Slowly whisk the egg whites with a pinch of salt until foamy, then increase the speed and gradually whisk in 115g caster sugar. Keep whisking until the mixture is shiny and forms soft, droopy peaks when you pull out the whisk.
Beat the butter until soft, then add 30g sugar, and keep beating until it’s pale and fluffy. Switch to a whisk (or whisk attachment, if you have one) and beat in the egg yolks one at a time to the butter mix, whisking to make sure each one is well incorporated before adding the next.
Add the melted chocolate and whisk until well combined. Beat in a third of the egg white to loosen the mixture, then gently fold in the rest with a large spoon.

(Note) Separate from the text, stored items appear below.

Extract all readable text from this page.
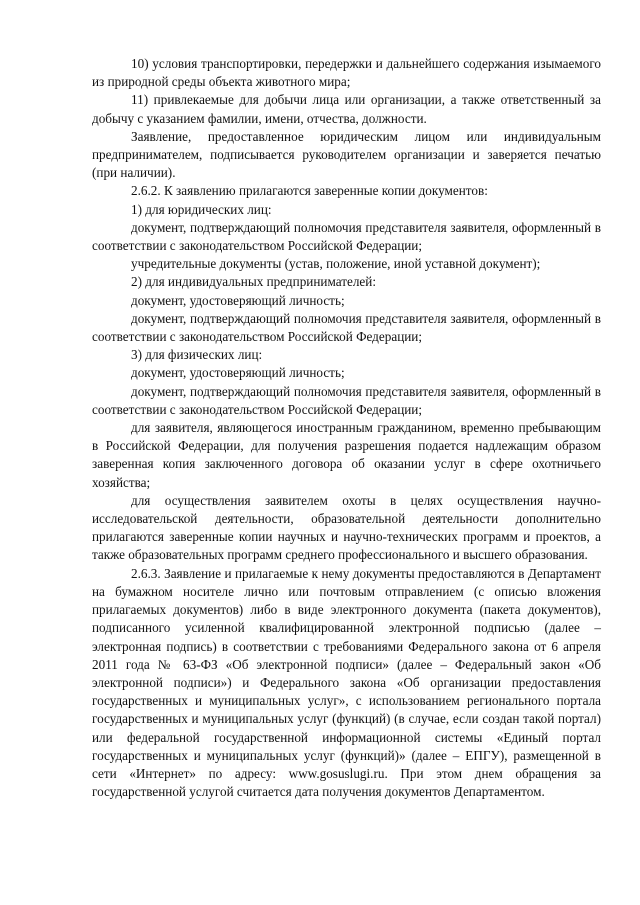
10) условия транспортировки, передержки и дальнейшего содержания изымаемого из природной среды объекта животного мира;

11) привлекаемые для добычи лица или организации, а также ответственный за добычу с указанием фамилии, имени, отчества, должности.

Заявление, предоставленное юридическим лицом или индивидуальным предпринимателем, подписывается руководителем организации и заверяется печатью (при наличии).

2.6.2. К заявлению прилагаются заверенные копии документов:

1) для юридических лиц:

документ, подтверждающий полномочия представителя заявителя, оформленный в соответствии с законодательством Российской Федерации;

учредительные документы (устав, положение, иной уставной документ);

2) для индивидуальных предпринимателей:

документ, удостоверяющий личность;

документ, подтверждающий полномочия представителя заявителя, оформленный в соответствии с законодательством Российской Федерации;

3) для физических лиц:

документ, удостоверяющий личность;

документ, подтверждающий полномочия представителя заявителя, оформленный в соответствии с законодательством Российской Федерации;

для заявителя, являющегося иностранным гражданином, временно пребывающим в Российской Федерации, для получения разрешения подается надлежащим образом заверенная копия заключенного договора об оказании услуг в сфере охотничьего хозяйства;

для осуществления заявителем охоты в целях осуществления научно-исследовательской деятельности, образовательной деятельности дополнительно прилагаются заверенные копии научных и научно-технических программ и проектов, а также образовательных программ среднего профессионального и высшего образования.

2.6.3. Заявление и прилагаемые к нему документы предоставляются в Департамент на бумажном носителе лично или почтовым отправлением (с описью вложения прилагаемых документов) либо в виде электронного документа (пакета документов), подписанного усиленной квалифицированной электронной подписью (далее – электронная подпись) в соответствии с требованиями Федерального закона от 6 апреля 2011 года № 63-ФЗ «Об электронной подписи» (далее – Федеральный закон «Об электронной подписи») и Федерального закона «Об организации предоставления государственных и муниципальных услуг», с использованием регионального портала государственных и муниципальных услуг (функций) (в случае, если создан такой портал) или федеральной государственной информационной системы «Единый портал государственных и муниципальных услуг (функций)» (далее – ЕПГУ), размещенной в сети «Интернет» по адресу: www.gosuslugi.ru. При этом днем обращения за государственной услугой считается дата получения документов Департаментом.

Finally, sift over the dry ingredients, then gently fold in until the mixture is evenly coloured and no pockets of flour remain. Carefully tip the batter into the prepared tin and gently level out the top.
Bake for 35-45 minutes, or until a skewer comes out clean (if you have a thermometer, the internal temperature should be about 99C), remove and leave to sit in the tin for 10 minutes, then the cake on to a cooling rack.
Meanwhile, make the rum syrup. Combine the sugar with 100ml water and bring to a boil, stirring to dissolve the sugar. Take off the heat, stir in the rum, leave to cool slightly, then brush over the cake and leave to cool completely.
Carefully cut the cooled cake in half laterally with a bread knife and spread the top of the base with more syrup (you’ll have some left over; any remaining excess is lovely in coffee or poured on top of the cake once it gets a bit old). Gently heat the jam until runny, then sieve it, if necessary, to remove any solid pieces of fruit.
Spread a third of the apricot jam over the base of the cake, replace the top half, and spread the rest of the jam over that and the sides of the cake. Leave to set for a couple of hours.
Put the chocolate and butter in a heatproof bowl set over a pan of simmering water and stir to melt, taking it off the heat as soon as it’s fairly smooth. Leave to cool until warm but not hot (about 32C, if you have a thermometer), then pour over the centre of the cake and let gravity take it over and down the sides (you can use a palette knife, but you won’t get such a smooth finish). Leave to set completely, preferably overnight, then serve with whipped cream, though if truth be told, this cake is best eaten after a couple of days.
Sachertorte: does it deserve its reputation as the one of the world’s great cakes, or have you been the victim of a dry-as-dust slice that’s put you off for life?